Mereka hanya berfungsi untuk mengacaukan paladin, dan dia memancarkan energi yang kuat saat dia menghunus pedangnya dan memasuki bentrokan frontal dengannya. "Membunuh!" Paladin lainnya saling menatap mata sebelum menyerang ke depan untuk bertemu dengan pasukan iblis. Adegan kekacauan mulai terungkap. …… Pertempuran para dewa telah mencapai puncaknya saat ini.
Duri Eicher telah menyerap semua cahaya di sekitarnya, dan tombak itu melayang di udara saat Tyr mengarahkannya ke Malar. *Whoosh!* Tombak itu menembus ruang angkasa untuk tiba di Malar dalam sekejap.
Cakar Binatang telah rusak sekali, dan sebuah lubang menembus mereka dengan serangan ini.

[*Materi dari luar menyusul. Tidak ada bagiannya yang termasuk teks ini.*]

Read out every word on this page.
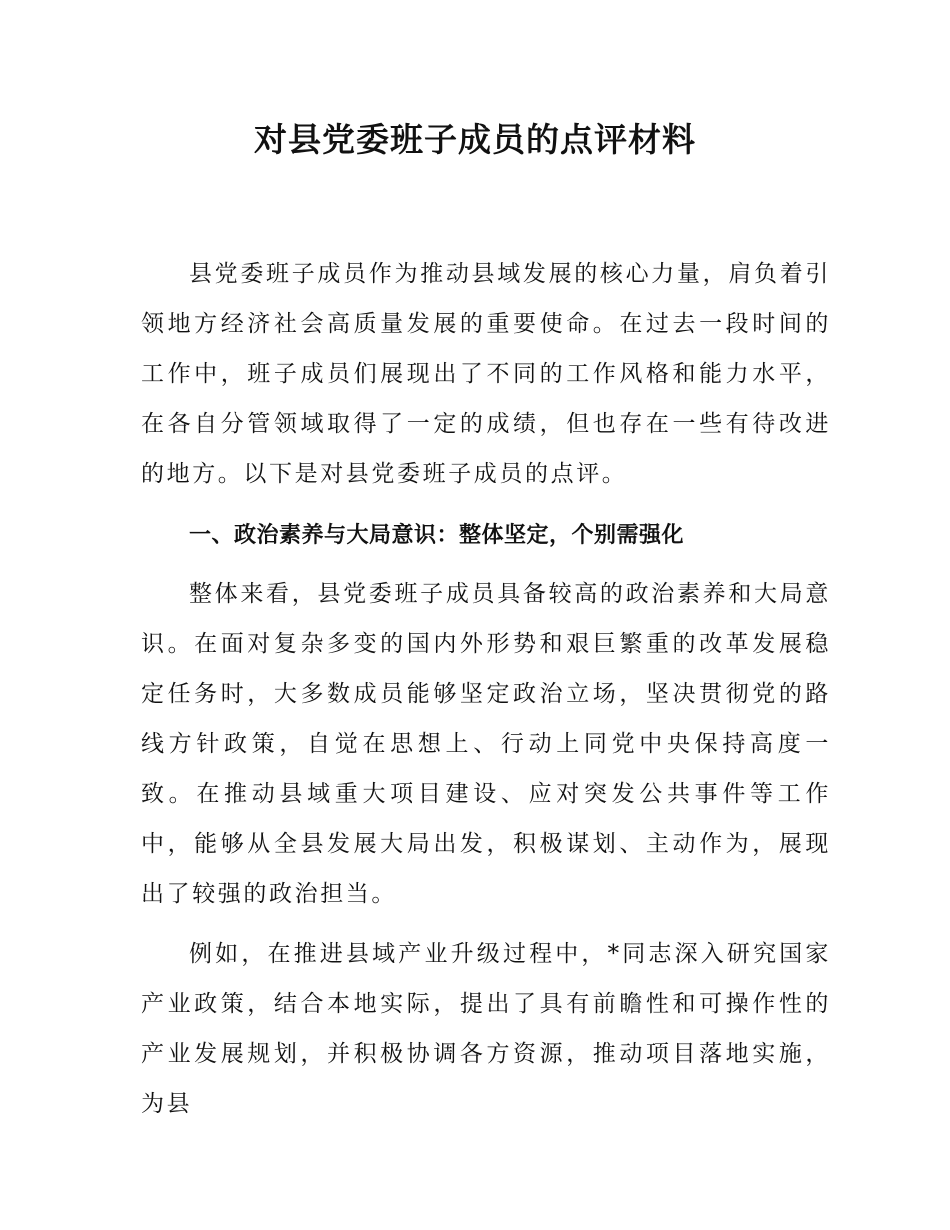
对县党委班子成员的点评材料

县党委班子成员作为推动县域发展的核心力量，肩负着引领地方经济社会高质量发展的重要使命。在过去一段时间的工作中，班子成员们展现出了不同的工作风格和能力水平，在各自分管领域取得了一定的成绩，但也存在一些有待改进的地方。以下是对县党委班子成员的点评。

一、政治素养与大局意识：整体坚定，个别需强化

整体来看，县党委班子成员具备较高的政治素养和大局意识。在面对复杂多变的国内外形势和艰巨繁重的改革发展稳定任务时，大多数成员能够坚定政治立场，坚决贯彻党的路线方针政策，自觉在思想上、行动上同党中央保持高度一致。在推动县域重大项目建设、应对突发公共事件等工作中，能够从全县发展大局出发，积极谋划、主动作为，展现出了较强的政治担当。

例如，在推进县域产业升级过程中，*同志深入研究国家产业政策，结合本地实际，提出了具有前瞻性和可操作性的产业发展规划，并积极协调各方资源，推动项目落地实施，为县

Tombak itu bergerak maju tanpa digagalkan, menuju alis Malar. "MENGAUM!" Avatar hanya bisa menangis marah saat meledak, memenuhi langit dengan cahaya ilahi. Melihat situasi memburuk, Ilneval berteriak pada Leylin, "Sialan, apakah kamu masih ingin membuat kami tetap terlibat? Avatar Malar telah jatuh, tidak ada yang tersisa di sini yang kamu inginkan ..." "Tentu saja ...
Tidak!" Leylin segera setuju, seperti yang diharapkan Ilneval.
Dia menarik kembali domain pembantaiannya, segera mengurangi tekanan yang harus dihadapi tiga dewa yang tersisa.
Namun, tidak satu pun dari ketiganya memperhatikan titik lampu merah mendarat di antara mereka. "Itu benar, kita masih bisa ..." Sebelum Ilneval bisa menghela nafas lega, tindakan Leylin selanjutnya membuatnya tercengang. [Berbunyi! Silverflame telah dianalisis, memulai perlindungan dengan Shadow Weave.] Leylin segera berlari menuju api di langit, seolah-olah dia sedang bunuh diri.
Namun, jaring gelap tampaknya menutupi tubuhnya saat dia bersentuhan dengan api, membatalkan dengan Weave dan membiarkan Leylin melarikan diri. Tanpa kunci spasial api perak, Leylin segera merapal mantra teleportasi.
Cahaya putih melintas di tubuhnya saat dia segera meninggalkan Moonwood. "Ini ..." Bukan hanya Ilneval yang tercengang.
Bahkan Tyr, mengendalikan Duri Eicher dari luar, tersentak. Tentu saja, yang paling ditekan adalah Dewi Tenun.
"Tenun," gumam Mystra, tapi kemudian dia terdiam sejenak.
"Tidak ...
Tenunan Bayangan! SHAR!" Dia memuntahkan nama saingannya. "Shar? Dewi Bayangan?" Tyr sepertinya telah mengingat sesuatu, "Bukankah dia sudah jatuh?" "Aku tidak bisa salah, itu Shadow Weave," Mystra menegaskan.
Shadow Weave primal dan kekanak-kanakan, tetapi pernah menjadi prototipe dari Weave saat ini.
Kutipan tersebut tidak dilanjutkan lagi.